Last modified 12 Mar 2021 10:22 +01:00

Data provenance is one of the fundamental problems of data protection. Data protection regulations and practices ask for transparency and accountability. However, current systems are seldom capable of tracing origin (provenance) of data they are processing. This situation is hardly surprising given the complexity that data provenance brings, especially for data modelling and maintenance.

The Data Provenance Prototype project aims at design and implementation of provenance metadata in identity management. The features are implemented in midPoint, a comprehensive open source identity management and governance platform. The project involved design and implementation of Axiom, novel data modeling language with a unique capability to define metadata schemas. Axiom was used to model data provenance schemas that were integrated into midPoint core functionality. The result was a prototype of end-to-end provenace-enabled system. Provenance metadata are generated at data entry points. Provenance information is maintained during data processing, transformation and storage. User interface was modified to display provenance metadata to system administrators.

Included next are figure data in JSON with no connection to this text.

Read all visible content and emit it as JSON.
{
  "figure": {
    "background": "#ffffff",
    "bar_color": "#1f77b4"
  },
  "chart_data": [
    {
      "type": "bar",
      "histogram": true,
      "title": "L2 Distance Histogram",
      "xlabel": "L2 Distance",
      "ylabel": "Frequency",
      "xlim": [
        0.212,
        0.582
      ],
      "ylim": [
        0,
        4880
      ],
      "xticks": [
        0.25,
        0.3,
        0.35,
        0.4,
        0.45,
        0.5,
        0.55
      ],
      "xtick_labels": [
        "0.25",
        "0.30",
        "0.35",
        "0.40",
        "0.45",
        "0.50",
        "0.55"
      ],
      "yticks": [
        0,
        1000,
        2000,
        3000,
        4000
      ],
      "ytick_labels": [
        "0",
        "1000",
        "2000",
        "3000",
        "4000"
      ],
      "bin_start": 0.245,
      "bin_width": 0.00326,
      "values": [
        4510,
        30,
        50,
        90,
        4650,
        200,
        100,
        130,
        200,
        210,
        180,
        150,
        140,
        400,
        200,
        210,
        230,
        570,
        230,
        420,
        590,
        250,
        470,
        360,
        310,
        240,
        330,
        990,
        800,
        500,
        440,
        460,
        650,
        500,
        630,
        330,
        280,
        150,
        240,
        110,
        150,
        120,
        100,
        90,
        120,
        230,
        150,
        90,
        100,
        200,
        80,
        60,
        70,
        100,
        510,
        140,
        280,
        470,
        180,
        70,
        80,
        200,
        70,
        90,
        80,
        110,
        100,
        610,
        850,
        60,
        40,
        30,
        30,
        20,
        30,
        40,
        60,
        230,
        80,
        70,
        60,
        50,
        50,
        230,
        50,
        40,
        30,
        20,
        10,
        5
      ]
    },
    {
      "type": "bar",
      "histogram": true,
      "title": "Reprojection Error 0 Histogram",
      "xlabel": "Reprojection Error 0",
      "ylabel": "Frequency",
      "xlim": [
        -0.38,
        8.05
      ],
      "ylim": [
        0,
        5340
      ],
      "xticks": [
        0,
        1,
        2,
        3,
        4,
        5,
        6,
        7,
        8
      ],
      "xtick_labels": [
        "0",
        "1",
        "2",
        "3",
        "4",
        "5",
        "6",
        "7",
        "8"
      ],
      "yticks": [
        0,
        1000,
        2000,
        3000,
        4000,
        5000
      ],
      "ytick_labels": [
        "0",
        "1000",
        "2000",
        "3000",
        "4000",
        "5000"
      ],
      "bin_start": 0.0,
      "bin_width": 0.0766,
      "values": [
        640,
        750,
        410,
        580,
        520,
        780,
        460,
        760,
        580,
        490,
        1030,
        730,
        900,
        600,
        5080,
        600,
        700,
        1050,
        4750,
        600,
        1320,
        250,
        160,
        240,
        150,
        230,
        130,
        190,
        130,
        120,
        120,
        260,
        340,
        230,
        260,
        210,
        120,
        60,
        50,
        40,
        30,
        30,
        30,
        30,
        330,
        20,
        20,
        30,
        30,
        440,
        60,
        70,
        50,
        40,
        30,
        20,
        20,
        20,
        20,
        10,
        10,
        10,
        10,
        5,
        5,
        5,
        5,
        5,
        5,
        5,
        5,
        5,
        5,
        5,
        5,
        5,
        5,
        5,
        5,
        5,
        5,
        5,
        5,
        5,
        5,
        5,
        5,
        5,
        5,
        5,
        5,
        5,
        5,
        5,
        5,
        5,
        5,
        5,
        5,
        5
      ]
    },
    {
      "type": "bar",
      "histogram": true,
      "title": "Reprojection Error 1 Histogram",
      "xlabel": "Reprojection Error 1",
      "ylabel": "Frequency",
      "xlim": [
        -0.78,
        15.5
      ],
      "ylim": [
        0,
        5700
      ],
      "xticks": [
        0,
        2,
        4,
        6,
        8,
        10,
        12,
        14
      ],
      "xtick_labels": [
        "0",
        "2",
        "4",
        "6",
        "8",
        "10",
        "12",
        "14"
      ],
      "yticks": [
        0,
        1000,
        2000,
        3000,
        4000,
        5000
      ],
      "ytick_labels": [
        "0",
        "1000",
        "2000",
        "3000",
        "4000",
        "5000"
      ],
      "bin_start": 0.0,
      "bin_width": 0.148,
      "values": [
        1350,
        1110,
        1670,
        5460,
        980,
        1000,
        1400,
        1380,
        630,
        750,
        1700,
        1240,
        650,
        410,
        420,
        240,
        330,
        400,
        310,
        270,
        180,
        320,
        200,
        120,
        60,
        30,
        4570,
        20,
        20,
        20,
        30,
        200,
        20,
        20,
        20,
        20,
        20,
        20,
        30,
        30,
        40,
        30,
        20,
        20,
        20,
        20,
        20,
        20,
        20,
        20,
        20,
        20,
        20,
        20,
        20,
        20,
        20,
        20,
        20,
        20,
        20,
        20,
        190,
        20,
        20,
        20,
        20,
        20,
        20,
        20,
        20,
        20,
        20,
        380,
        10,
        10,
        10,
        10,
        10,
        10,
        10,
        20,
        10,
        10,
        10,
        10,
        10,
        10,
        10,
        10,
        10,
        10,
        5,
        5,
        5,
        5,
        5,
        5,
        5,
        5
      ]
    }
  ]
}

As this was a prototyping project, there naturally were challenges and even unexpected discoveries. We have gained insights into character of provenance metadata and overlap to personal data protection that is likely to be of interest to a broad community. The prototype was successful and it is likely to lead to a full productization of the functionality. Production quality support for provenance metadata is likely to establish midPoint and its maintainer Evolveum as one of the leaders in personal data protection field. This may be further amplified by open source character of the solution.

This project is part of midPrivacy, which is a long-term initiative to implement privacy and data protection features in midPoint.